Dedicó el resto de la mañana a hacer llamadas que le produjeron la sensación de no ir a ninguna parte. No había rastro del paradero del marido de Nuria. Tenían un coche frente a la casa y otro frente a la iglesia y no se habían producido más profanaciones, aunque ¿para qué? El tarttalo ya tenía toda su atención, y toda aquella puesta en escena parecía tan sólo fuegos de artificio destinados a obtenerla; ahora que ya la había captado, no tenía sentido seguir por ese camino.
Aunque había revisado el correo por la noche, volvió a hacerlo y mantuvo una conversación telefónica con Etxaide e Iriarte a propósito de los resultados de la foto.
Según Iriarte, era evidente que la lente o la grabación estaban dañadas, hasta era probable que una araña auténtica se hubiese colado en la lente de la cámara que estaba en el exterior de Santa María de las Nieves y que fuese eso lo que se veía. O cabía la posibilidad más remota, apuntó Jonan, de que fuese lo que parecía, un ojo, un aderezo extra que el visitante se añadía para completar la imagen que quería mostrar; al fin y al cabo, el tarttalo era un cíclope de un solo ojo. En todas las grabaciones durante semanas sólo habían podido ver la parte superior de la cabeza del individuo, pero el último día elevó el rostro hacia la cámara y lo mantuvo así el tiempo suficiente como para poder obtener una imagen de su rostro.
—No creo que fuera casual —dijo Etxaide.
Ella tampoco lo creía.
—A mediodía esperamos que lleguen los resultados que establecen con más precisión la fecha de fabricación de las herramientas médicas, y de momento los registros hospitalarios de personas amputadas o con prótesis no han arrojado ninguna luz, aunque aún nos queda mucho por mirar…
Antes de colgar, Jonan le avisó.
—Ah, jefa, ha llegado otro de esos correos. Se lo envío.

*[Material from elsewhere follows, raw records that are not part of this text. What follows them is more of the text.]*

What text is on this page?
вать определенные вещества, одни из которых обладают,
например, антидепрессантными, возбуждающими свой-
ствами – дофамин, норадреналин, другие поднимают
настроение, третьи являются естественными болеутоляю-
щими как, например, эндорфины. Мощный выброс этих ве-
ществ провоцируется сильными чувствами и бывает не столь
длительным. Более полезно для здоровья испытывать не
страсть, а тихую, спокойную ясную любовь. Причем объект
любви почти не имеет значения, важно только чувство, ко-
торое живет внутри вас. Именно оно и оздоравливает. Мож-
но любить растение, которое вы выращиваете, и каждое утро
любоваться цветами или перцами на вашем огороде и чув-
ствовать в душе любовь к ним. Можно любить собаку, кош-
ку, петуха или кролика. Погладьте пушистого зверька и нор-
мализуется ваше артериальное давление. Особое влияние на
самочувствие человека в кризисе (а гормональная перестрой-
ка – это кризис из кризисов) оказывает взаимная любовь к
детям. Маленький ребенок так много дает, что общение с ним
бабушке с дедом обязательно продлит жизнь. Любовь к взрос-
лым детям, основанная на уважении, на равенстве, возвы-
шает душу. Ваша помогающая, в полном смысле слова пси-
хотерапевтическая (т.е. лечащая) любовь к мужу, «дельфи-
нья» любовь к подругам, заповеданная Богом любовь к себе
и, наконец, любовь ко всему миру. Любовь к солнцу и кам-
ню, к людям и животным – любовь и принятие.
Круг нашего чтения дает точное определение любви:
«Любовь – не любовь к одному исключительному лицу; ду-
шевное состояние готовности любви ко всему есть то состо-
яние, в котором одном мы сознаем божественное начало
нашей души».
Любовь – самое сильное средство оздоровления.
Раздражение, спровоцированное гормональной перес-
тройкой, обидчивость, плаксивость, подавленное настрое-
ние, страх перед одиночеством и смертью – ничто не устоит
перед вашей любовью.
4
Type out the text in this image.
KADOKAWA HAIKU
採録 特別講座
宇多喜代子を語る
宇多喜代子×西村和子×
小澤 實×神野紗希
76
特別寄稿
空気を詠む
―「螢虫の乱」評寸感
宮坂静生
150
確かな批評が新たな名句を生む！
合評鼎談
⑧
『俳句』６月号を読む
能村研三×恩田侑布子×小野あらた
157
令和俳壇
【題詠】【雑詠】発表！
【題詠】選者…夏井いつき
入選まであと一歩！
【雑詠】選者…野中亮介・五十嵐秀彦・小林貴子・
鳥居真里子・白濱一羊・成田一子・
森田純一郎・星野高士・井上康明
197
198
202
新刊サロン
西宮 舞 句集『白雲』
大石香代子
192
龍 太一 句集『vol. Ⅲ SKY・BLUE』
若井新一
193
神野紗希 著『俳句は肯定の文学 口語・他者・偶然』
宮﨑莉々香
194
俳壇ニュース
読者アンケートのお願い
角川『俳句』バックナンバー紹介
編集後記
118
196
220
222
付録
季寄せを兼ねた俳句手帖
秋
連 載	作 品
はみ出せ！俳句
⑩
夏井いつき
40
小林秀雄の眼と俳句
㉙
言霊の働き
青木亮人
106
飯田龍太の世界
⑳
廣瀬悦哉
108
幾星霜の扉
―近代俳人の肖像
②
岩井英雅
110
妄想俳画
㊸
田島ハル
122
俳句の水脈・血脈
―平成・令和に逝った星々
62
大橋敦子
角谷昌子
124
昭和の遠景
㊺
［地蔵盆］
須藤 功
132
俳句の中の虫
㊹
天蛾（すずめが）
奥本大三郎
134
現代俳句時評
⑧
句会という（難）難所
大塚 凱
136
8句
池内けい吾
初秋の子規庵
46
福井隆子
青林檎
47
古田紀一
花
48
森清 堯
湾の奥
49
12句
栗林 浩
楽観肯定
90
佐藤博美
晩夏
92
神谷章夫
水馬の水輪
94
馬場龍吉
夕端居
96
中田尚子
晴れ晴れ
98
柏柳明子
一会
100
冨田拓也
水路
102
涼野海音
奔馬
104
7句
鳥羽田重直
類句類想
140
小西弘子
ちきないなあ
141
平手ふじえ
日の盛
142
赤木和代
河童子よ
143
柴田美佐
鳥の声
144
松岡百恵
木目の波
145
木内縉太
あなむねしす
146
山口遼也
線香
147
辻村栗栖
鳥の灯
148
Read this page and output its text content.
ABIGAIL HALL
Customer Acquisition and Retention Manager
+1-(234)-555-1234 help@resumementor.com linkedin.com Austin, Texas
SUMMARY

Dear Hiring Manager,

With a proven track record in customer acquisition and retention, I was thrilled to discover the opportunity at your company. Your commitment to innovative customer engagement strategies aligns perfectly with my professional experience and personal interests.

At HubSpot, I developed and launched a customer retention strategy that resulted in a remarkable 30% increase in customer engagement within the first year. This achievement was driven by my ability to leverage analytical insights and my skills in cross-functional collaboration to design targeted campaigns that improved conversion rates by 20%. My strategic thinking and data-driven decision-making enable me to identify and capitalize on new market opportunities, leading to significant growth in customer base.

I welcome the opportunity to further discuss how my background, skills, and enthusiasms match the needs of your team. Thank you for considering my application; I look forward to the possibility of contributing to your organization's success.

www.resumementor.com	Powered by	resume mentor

Aún no había colgado cuando lo vio aparecer en su bandeja de entrada. Breve y exigente como los anteriores. «La dama espera su ofrenda». El sello con la lamia aparecía abajo, a la derecha. De pronto se sintió exasperada por aquel maldito juego. Se cubrió el rostro con las manos y las mantuvo sobre él como si así pudiese arrancarse el hastío. Sólo consiguió levantar la piel del pómulo y sentirse más enfadada. Volvió a llamar a Jonan.
—Imagino que no habrás tenido tiempo, pero, por casualidad, ¿no tendrás algo más del origen de esos correos?
—Bueno, pues la verdad es que sí, aunque no hayamos obtenido un gran resultado. Los correos se han recibido desde una cuenta gratuita, no aparece nombre alguno y en su lugar se usa un apelativo: servidorasdeladama@hotmail.com. Analizando las cabeceras de los correos, se ve que son remitidos desde una IP dinámica, y rastreando esa IP y tirando del hilo conexión por conexión, se llega a la conclusión de que fueron enviados desde un punto gratuito de Internet de los que a veces hay en aeropuertos o estaciones de autobuses… Es prácticamente imposible dar con la persona que envía los correos… Se podría rastrear únicamente mientras estuviera conectado; ya se ha hecho en algún caso de terrorismo internacional, pero… Bueno, yo de momento sigo buscando, pero es probable que para cuando demos con el origen, allí ya no haya ni rastro de quien lo envió…
—Ya, no te preocupes, gracias. —Colgó.
Tras el desayuno y el juego de la mañana, Ibai comenzaba a estar adormilado y James se ocupó de él. Amaia los besó, se despidió de la tía y cogiendo su plumífero salió de la casa. Se metió en el coche, accionó el contacto y recordando algo de pronto, lo paró. Salió del coche y regresó a la entrada de la casa, donde dedicó unos segundos a observar con detenimiento el empedrado hasta que localizó en uno de los bordes dos o tres cantos rodados que parecían sueltos. Tomó uno, se lo metió en el bolsillo y regresó al coche.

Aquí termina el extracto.